If you want to go deeper into the sources behind this tutorial series:

Scott Cunningham (Baylor University) — MixtapeTools. The original research-focused Claude Code workflow: estimation philosophy, the read-paper protocol, cross-language replication as default verification, the adversarial methods audit, and a presentation philosophy built on the “Three Laws.” His workflow.md is the fullest statement of the “agentic coding” philosophy for empirical economics.

Pedro Sant’Anna (Emory University) — claude-code-my-workflow. The “project constitution” approach to CLAUDE.md: core principles, quality gates, and the ~150 line limit.

Hugo Sant’Anna (University of Alabama at Birmingham) — Clo-Author.
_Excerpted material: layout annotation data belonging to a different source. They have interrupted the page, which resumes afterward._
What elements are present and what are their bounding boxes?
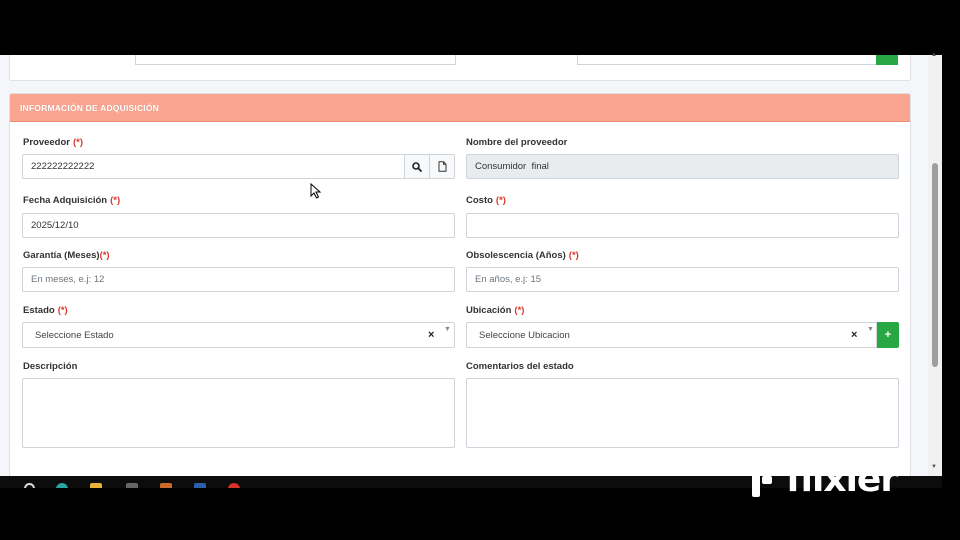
mouse-cursor-icon — [310, 183, 322, 199]
file-icon — [438, 161, 446, 172]
previous-input-left[interactable] — [135, 55, 456, 65]
previous-input-right[interactable] — [577, 55, 878, 65]
required-mark: (*) — [73, 137, 84, 148]
obsolescencia-input[interactable]: En años, e.j: 15 — [466, 267, 899, 292]
search-icon — [412, 161, 422, 172]
section-header: INFORMACIÓN DE ADQUISICIÓN — [10, 94, 910, 122]
garantia-input[interactable]: En meses, e.j: 12 — [22, 267, 455, 292]
garantia-label: Garantía (Meses)(*) — [23, 250, 110, 261]
proveedor-label: Proveedor (*) — [23, 137, 84, 148]
obsolescencia-label: Obsolescencia (Años) (*) — [466, 250, 579, 261]
required-mark: (*) — [514, 305, 525, 316]
scroll-thumb[interactable] — [932, 163, 938, 367]
estado-label: Estado (*) — [23, 305, 68, 316]
flixier-watermark: flixier — [752, 459, 898, 500]
dropdown-arrow-icon[interactable]: ▼ — [444, 326, 451, 333]
scroll-up-icon[interactable]: ▲ — [931, 52, 937, 58]
nombre-proveedor-label: Nombre del proveedor — [466, 137, 568, 148]
clear-selection-icon[interactable]: × — [428, 329, 434, 341]
new-provider-button[interactable] — [430, 154, 455, 179]
folder-icon[interactable] — [90, 483, 102, 488]
search-icon[interactable] — [24, 483, 35, 488]
proveedor-input[interactable]: 222222222222 — [22, 154, 405, 179]
previous-add-button[interactable] — [876, 55, 898, 65]
estado-select[interactable]: Seleccione Estado × ▼ — [22, 322, 455, 348]
acquisition-info-card: INFORMACIÓN DE ADQUISICIÓN Proveedor (*) … — [9, 93, 911, 476]
add-location-button[interactable]: + — [877, 322, 899, 348]
required-mark: (*) — [110, 195, 121, 206]
required-mark: (*) — [99, 250, 110, 261]
ubicacion-select[interactable]: Seleccione Ubicacion × ▼ — [466, 322, 877, 348]
previous-section-card — [9, 55, 911, 81]
page-scrollbar[interactable]: ▲ ▼ — [928, 52, 942, 476]
app-icon[interactable] — [194, 483, 206, 488]
descripcion-label: Descripción — [23, 361, 78, 372]
fecha-adquisicion-label: Fecha Adquisición (*) — [23, 195, 121, 206]
nombre-proveedor-input: Consumidor final — [466, 154, 899, 179]
fecha-adquisicion-input[interactable]: 2025/12/10 — [22, 213, 455, 238]
clear-selection-icon[interactable]: × — [851, 329, 857, 341]
section-title: INFORMACIÓN DE ADQUISICIÓN — [20, 102, 159, 113]
search-provider-button[interactable] — [405, 154, 430, 179]
dropdown-arrow-icon[interactable]: ▼ — [867, 326, 874, 333]
required-mark: (*) — [57, 305, 68, 316]
plus-icon: + — [884, 329, 892, 341]
descripcion-textarea[interactable] — [22, 378, 455, 448]
comentarios-label: Comentarios del estado — [466, 361, 574, 372]
watermark-text: flixier — [786, 459, 898, 500]
app-icon[interactable] — [160, 483, 172, 488]
app-icon[interactable] — [228, 483, 240, 488]
ubicacion-label: Ubicación (*) — [466, 305, 525, 316]
required-mark: (*) — [495, 195, 506, 206]
scroll-down-icon[interactable]: ▼ — [931, 464, 937, 470]
app-icon[interactable] — [126, 483, 138, 488]
required-mark: (*) — [568, 250, 579, 261]
flixier-logo-icon — [752, 463, 776, 497]
comentarios-textarea[interactable] — [466, 378, 899, 448]
browser-viewport: INFORMACIÓN DE ADQUISICIÓN Proveedor (*) … — [0, 55, 942, 476]
costo-label: Costo (*) — [466, 195, 506, 206]
browser-icon[interactable] — [56, 483, 68, 488]
costo-input[interactable] — [466, 213, 899, 238]
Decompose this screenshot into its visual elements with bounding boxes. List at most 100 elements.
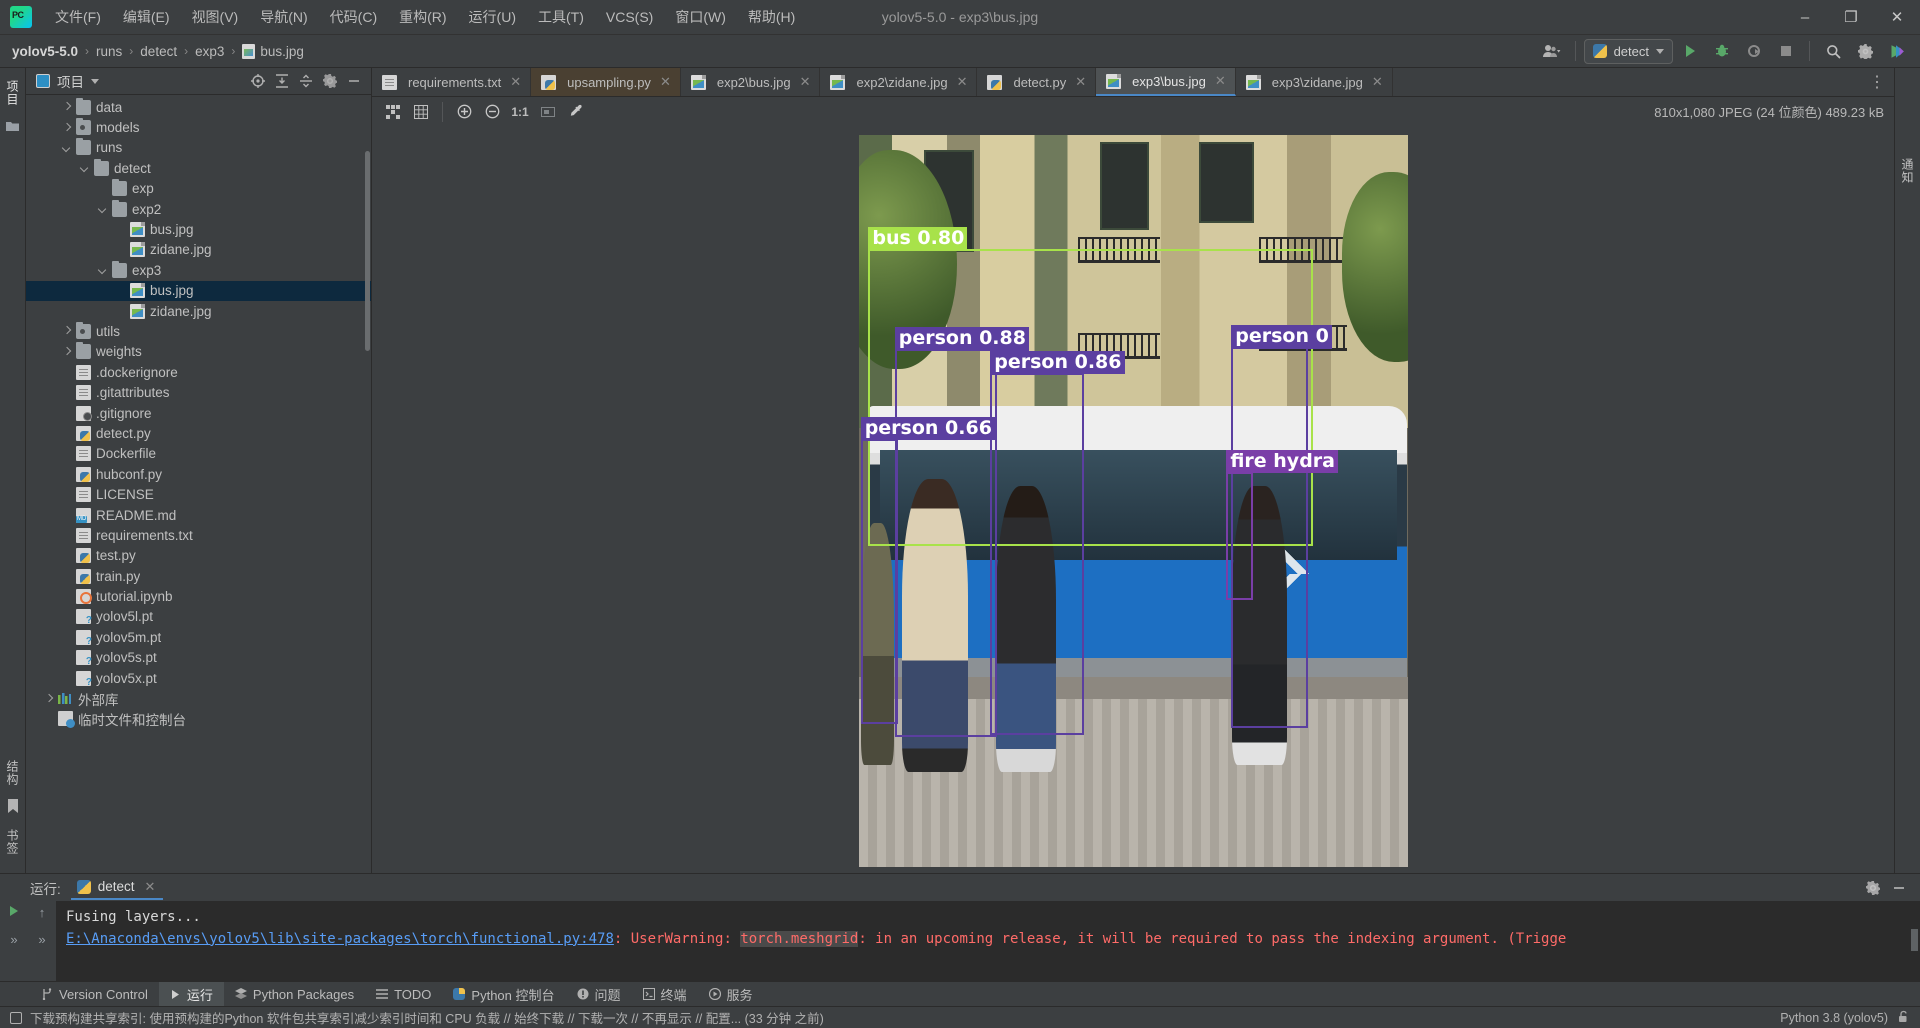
tree-node-license[interactable]: LICENSE — [26, 484, 371, 504]
tree-node-zidane-jpg[interactable]: zidane.jpg — [26, 301, 371, 321]
close-icon[interactable]: ✕ — [510, 74, 521, 90]
expand-all-icon[interactable] — [271, 70, 293, 92]
project-tree[interactable]: data models runs detect exp exp2 bus.jpg zidane… — [26, 95, 371, 873]
tree-node-yolov5x-pt[interactable]: yolov5x.pt — [26, 668, 371, 688]
run-configuration-selector[interactable]: detect — [1583, 38, 1673, 64]
image-canvas[interactable]: bus 0.80 person 0.88 person 0.86 person 0 pe… — [372, 126, 1894, 873]
menu-view[interactable]: 视图(V) — [181, 0, 250, 35]
tool-window-button--[interactable]: 问题 — [566, 982, 632, 1007]
close-icon[interactable]: ✕ — [1075, 74, 1086, 90]
run-console[interactable]: » ↑ » Fusing layers... E:\Anaconda\envs\y… — [0, 901, 1920, 981]
chevron-down-icon[interactable] — [91, 78, 99, 84]
run-tab-detect[interactable]: detect ✕ — [70, 876, 164, 900]
tree-node-bus-jpg[interactable]: bus.jpg — [26, 280, 371, 301]
hide-tool-window-icon[interactable] — [343, 70, 365, 92]
tree-node--[interactable]: 外部库 — [26, 688, 371, 708]
tree-node-detect-py[interactable]: detect.py — [26, 423, 371, 443]
breadcrumb-item-file[interactable]: bus.jpg — [260, 44, 304, 59]
tree-node--dockerignore[interactable]: .dockerignore — [26, 362, 371, 382]
lock-open-icon[interactable] — [1898, 1010, 1910, 1026]
collapse-all-icon[interactable] — [295, 70, 317, 92]
menu-code[interactable]: 代码(C) — [319, 0, 388, 35]
tool-window-button--[interactable]: 运行 — [158, 981, 224, 1007]
tree-node-exp2[interactable]: exp2 — [26, 199, 371, 219]
chevron-right-icon[interactable] — [44, 694, 54, 704]
zoom-out-icon[interactable] — [479, 100, 505, 124]
menu-vcs[interactable]: VCS(S) — [595, 0, 664, 35]
menu-help[interactable]: 帮助(H) — [737, 0, 806, 35]
tree-node-models[interactable]: models — [26, 117, 371, 137]
menu-navigate[interactable]: 导航(N) — [249, 0, 318, 35]
notification-icon[interactable] — [10, 1011, 22, 1024]
hide-tool-window-icon[interactable] — [1888, 877, 1910, 899]
tree-node-yolov5m-pt[interactable]: yolov5m.pt — [26, 627, 371, 647]
tree-node-yolov5l-pt[interactable]: yolov5l.pt — [26, 607, 371, 627]
bookmarks-icon[interactable] — [7, 799, 19, 816]
menu-refactor[interactable]: 重构(R) — [388, 0, 457, 35]
tool-window-button-structure[interactable]: 结构 — [4, 754, 21, 792]
editor-tab-exp2-bus-jpg[interactable]: exp2\bus.jpg ✕ — [681, 68, 821, 96]
detection-image[interactable]: bus 0.80 person 0.88 person 0.86 person 0 pe… — [858, 135, 1408, 867]
scroll-up-icon[interactable]: ↑ — [39, 905, 46, 920]
editor-tab-requirements-txt[interactable]: requirements.txt ✕ — [372, 68, 532, 96]
tree-node-utils[interactable]: utils — [26, 321, 371, 341]
zoom-in-icon[interactable] — [451, 100, 477, 124]
breadcrumb-item-exp3[interactable]: exp3 — [195, 44, 224, 59]
editor-tab-exp3-zidane-jpg[interactable]: exp3\zidane.jpg ✕ — [1236, 68, 1393, 96]
settings-icon[interactable] — [319, 70, 341, 92]
tool-window-button-project[interactable]: 项目 — [4, 74, 21, 112]
tree-node-tutorial-ipynb[interactable]: tutorial.ipynb — [26, 586, 371, 606]
console-scrollbar[interactable] — [1911, 929, 1918, 951]
close-icon[interactable]: ✕ — [957, 74, 968, 90]
editor-tab-upsampling-py[interactable]: upsampling.py ✕ — [531, 68, 681, 96]
tree-node-zidane-jpg[interactable]: zidane.jpg — [26, 240, 371, 260]
tree-node-data[interactable]: data — [26, 97, 371, 117]
tree-node--gitignore[interactable]: .gitignore — [26, 403, 371, 423]
chevron-down-icon[interactable] — [80, 163, 90, 173]
soft-wrap-icon[interactable]: » — [10, 932, 17, 947]
tree-node-test-py[interactable]: test.py — [26, 546, 371, 566]
console-output[interactable]: Fusing layers... E:\Anaconda\envs\yolov5\… — [56, 901, 1920, 981]
tool-window-button-python-[interactable]: Python 控制台 — [442, 982, 565, 1007]
actual-size-icon[interactable]: 1:1 — [507, 100, 533, 124]
chevron-right-icon[interactable] — [62, 347, 72, 357]
tree-node-train-py[interactable]: train.py — [26, 566, 371, 586]
tool-window-button-bookmarks[interactable]: 书签 — [4, 823, 21, 873]
menu-window[interactable]: 窗口(W) — [664, 0, 737, 35]
close-icon[interactable]: ✕ — [145, 879, 156, 895]
project-tree-scrollbar[interactable] — [365, 151, 370, 351]
editor-tab-exp3-bus-jpg[interactable]: exp3\bus.jpg ✕ — [1096, 68, 1236, 96]
color-picker-icon[interactable] — [563, 100, 589, 124]
chevron-down-icon[interactable] — [98, 265, 108, 275]
tool-window-button--[interactable]: 终端 — [632, 982, 698, 1007]
locate-icon[interactable] — [247, 70, 269, 92]
close-icon[interactable]: ✕ — [1215, 73, 1226, 89]
tree-node-runs[interactable]: runs — [26, 138, 371, 158]
close-icon[interactable]: ✕ — [800, 74, 811, 90]
status-message[interactable]: 下载预构建共享索引: 使用预构建的Python 软件包共享索引减少索引时间和 C… — [30, 1008, 824, 1027]
run-with-coverage-icon[interactable] — [1739, 38, 1769, 64]
fit-to-window-icon[interactable] — [535, 100, 561, 124]
close-button[interactable]: ✕ — [1874, 0, 1920, 35]
chevron-down-icon[interactable] — [98, 204, 108, 214]
tree-node-requirements-txt[interactable]: requirements.txt — [26, 525, 371, 545]
tree-node--gitattributes[interactable]: .gitattributes — [26, 382, 371, 402]
maximize-button[interactable]: ❐ — [1828, 0, 1874, 35]
close-icon[interactable]: ✕ — [660, 74, 671, 90]
chevron-right-icon[interactable] — [62, 123, 72, 133]
more-tabs-icon[interactable]: ⋮ — [1869, 72, 1886, 92]
editor-tab-detect-py[interactable]: detect.py ✕ — [977, 68, 1097, 96]
tool-window-button-todo[interactable]: TODO — [365, 982, 442, 1007]
tree-node--[interactable]: 临时文件和控制台 — [26, 709, 371, 729]
tool-window-button--[interactable]: 服务 — [698, 982, 764, 1007]
menu-tools[interactable]: 工具(T) — [527, 0, 595, 35]
close-icon[interactable]: ✕ — [1372, 74, 1383, 90]
console-link[interactable]: E:\Anaconda\envs\yolov5\lib\site-package… — [66, 931, 614, 947]
interpreter-indicator[interactable]: Python 3.8 (yolov5) — [1780, 1011, 1888, 1025]
menu-run[interactable]: 运行(U) — [458, 0, 527, 35]
tree-node-bus-jpg[interactable]: bus.jpg — [26, 219, 371, 239]
menu-file[interactable]: 文件(F) — [44, 0, 112, 35]
settings-icon[interactable] — [1850, 38, 1880, 64]
run-icon[interactable] — [1675, 38, 1705, 64]
breadcrumb-item-project[interactable]: yolov5-5.0 — [12, 44, 78, 59]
A full research pipeline with 10 slash commands (/discover, /strategize, /analyze, /write, /review, /submit), worker-critic agent pairs, and an orchestrator loop with dependency graphs. Documentation at hsantanna.org/clo-author.

Chris Blattman (University of Chicago) — claudeblattman.com. The friendliest guide to Claude Code for social scientists: installation walkthroughs, prompt engineering advice, the PPRR loop, voice files for teaching AI your writing style, and the “embarrassment heuristic” for deciding when AI use is appropriate.

Aniket Panjwani — AI MBA. Practical training on skills, MCPs, and Claude Code workflows. Covers the skill-building process, skills-vs-MCPs comparison, git as the foundation of AI-assisted work, and context window management.

Paul Goldsmith-Pinkham (Yale University) — Claude Code for Economists (Markus Academy, 2026). An ongoing video series (four parts and counting) covering getting started, data visualization, text-as-data pipelines, and large-scale data engineering. Practical demonstrations of permissions, sub-agents, planning mode, and the research-plan-execute workflow. Accompanying essays on his substack A Causal Affair.

Anthropic — Claude Code documentation. The technical reference for skills, CLAUDE.md, and Claude Code configuration.